Months passed and while we continued to feel the deep loss of Maxine, we were ever mindful of the joy and happiness that having a dog in the home brought our family. The kids and I started casually scanning the newspaper for dogs for sale. I was leaning toward getting a bulldog or a basset hound, the kids were thinking along the lines of a Goldendoodle. My husband, still so sad from losing his hunting buddy, had little interest in a new dog. I, on the other hand, felt that this was just what our family needed. I ramped up the search and when my husband realized we were on the edge of adding a bulldog or a Goldendoodle, decidedly not hunting dogs, to our household, he started including his own two-cents. A Viszla or a Weimaraner, maybe. Both great hunting dog breeds. And possibly, just maybe, another German shorthair.
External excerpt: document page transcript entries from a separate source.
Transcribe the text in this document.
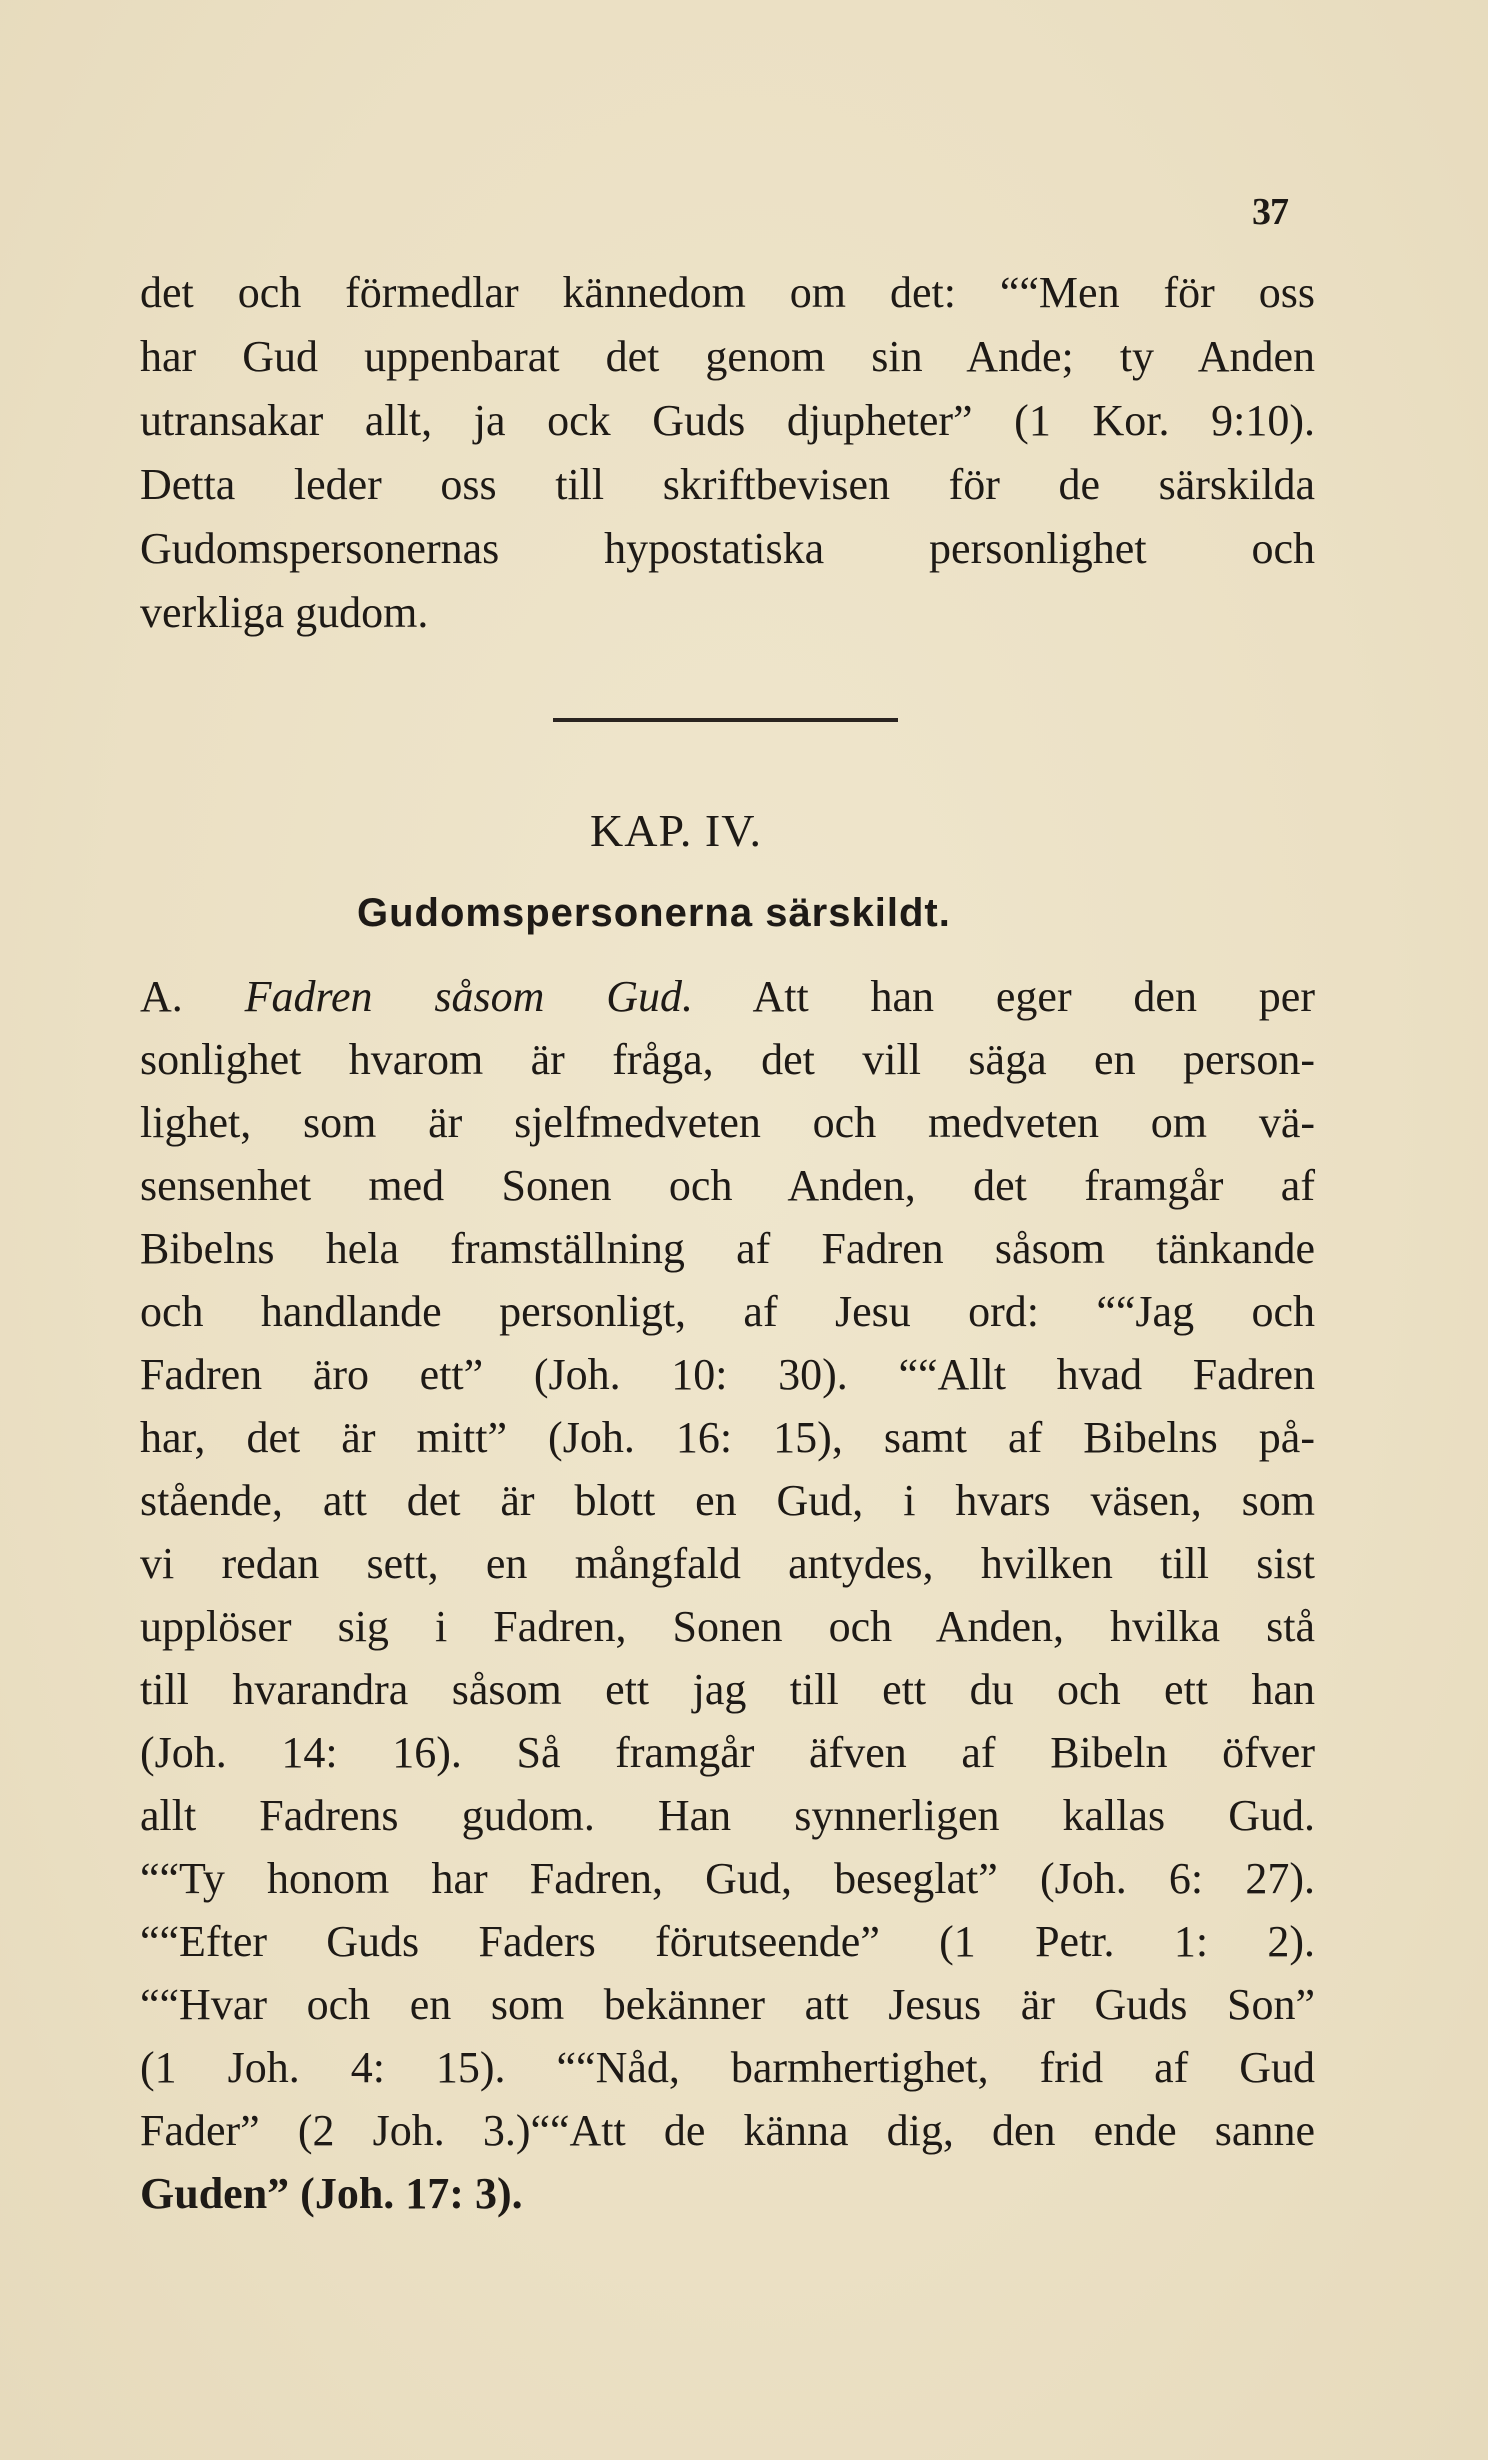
37
det och förmedlar kännedom om det: ““Men för oss
har Gud uppenbarat det genom sin Ande; ty Anden
utransakar allt, ja ock Guds djupheter” (1 Kor. 9:10).
Detta leder oss till skriftbevisen för de särskilda
Gudomspersonernas hypostatiska personlighet och
verkliga gudom.
KAP. IV.
Gudomspersonerna särskildt.
A. Fadren såsom Gud. Att han eger den per
sonlighet hvarom är fråga, det vill säga en person-
lighet, som är sjelfmedveten och medveten om vä-
sensenhet med Sonen och Anden, det framgår af
Bibelns hela framställning af Fadren såsom tänkande
och handlande personligt, af Jesu ord: ““Jag och
Fadren äro ett” (Joh. 10: 30). ““Allt hvad Fadren
har, det är mitt” (Joh. 16: 15), samt af Bibelns på-
stående, att det är blott en Gud, i hvars väsen, som
vi redan sett, en mångfald antydes, hvilken till sist
upplöser sig i Fadren, Sonen och Anden, hvilka stå
till hvarandra såsom ett jag till ett du och ett han
(Joh. 14: 16). Så framgår äfven af Bibeln öfver
allt Fadrens gudom. Han synnerligen kallas Gud.
““Ty honom har Fadren, Gud, beseglat” (Joh. 6: 27).
““Efter Guds Faders förutseende” (1 Petr. 1: 2).
““Hvar och en som bekänner att Jesus är Guds Son”
(1 Joh. 4: 15). ““Nåd, barmhertighet, frid af Gud
Fader” (2 Joh. 3.)““Att de känna dig, den ende sanne
Guden” (Joh. 17: 3).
This was all the encouragement that I needed. I started looking on-line for German shorthair breeders and litters. I stumbled upon a great organization called Great Plains Pointer Rescue, Inc. and filled out the adoption paperwork. We were so close to adopting a needy dog from Great Plains organization when I received an unexpected phone call. It was the breeder, Barry, from whom we received Maxine all those years ago. I had left a message for him a few months before, when we first started looking for a puppy, but I never heard back from him. I assumed that he had stopped raising dogs and continued my search elsewhere. The phone call was a welcomed surprise. I explained who I was and Barry remembered our family and Maxine. I told him how much we loved her, how she was the perfect dog for our family and how she recently passed away. He said he had an eight month old female German shorthaired pointer available if we wanted to come see her. We did.
My husband and I made the trip we had made ten years before through the rolling Iowa countryside. The kids had their various sport and work schedules to contend with so it was just the two of us this time, but they anxiously awaited our phone call telling them what we learned about the dog. We pulled down the long driveway and parked. Just like years before, it was chilly spring day. Four shorthairs, of various ages, were watching us curiously from their kennels. “I hope that’s her,” my husband whispered to me, indicating a young dog that looked nearly identical to Maxine – same dark head and white and brown livered coat. For a moment I could see the boy that I imagined my husband used to be, before I ever knew him. “I really hope that’s her,” he repeated. It was. Barry explained to us that the eight month old pup was recently returned to him by the hunter he sold her to because she was soft, scared of loud noises and shy around others. We didn’t care. She intermittently approached us and then skittered away, but she was sweet and we knew she was the dog for our family. Barry pulled out the puppy’s papers and then went back to his office and pulled out Maxine’s genealogy history. After consulting the documents Barry smiled broadly at us. Our new puppy’s mother was a littermate to Maxine. Maxine was this puppy’s aunt!
We named the puppy Lolo after the Olympic hurdler and Iowa native, Lolo Jones. Our Lolo has seamlessly joined our clan and certainly has made herself at home. I imagine her Aunt Maxine, from the great beyond murmuring in her ear, That spot there, next to the windows, is the best place to soak up the morning sun. And right there, in front of the fireplace is the perfect location to lie down and chew on your bone on cold winter days. You can play in the woods, but don’t go too far (Lolo doesn’t). Don’t chew on shoes, they hate that (Lolo does). And I imagine that Maxine whispers to Lolo about us, her human family ~ all good, I hope.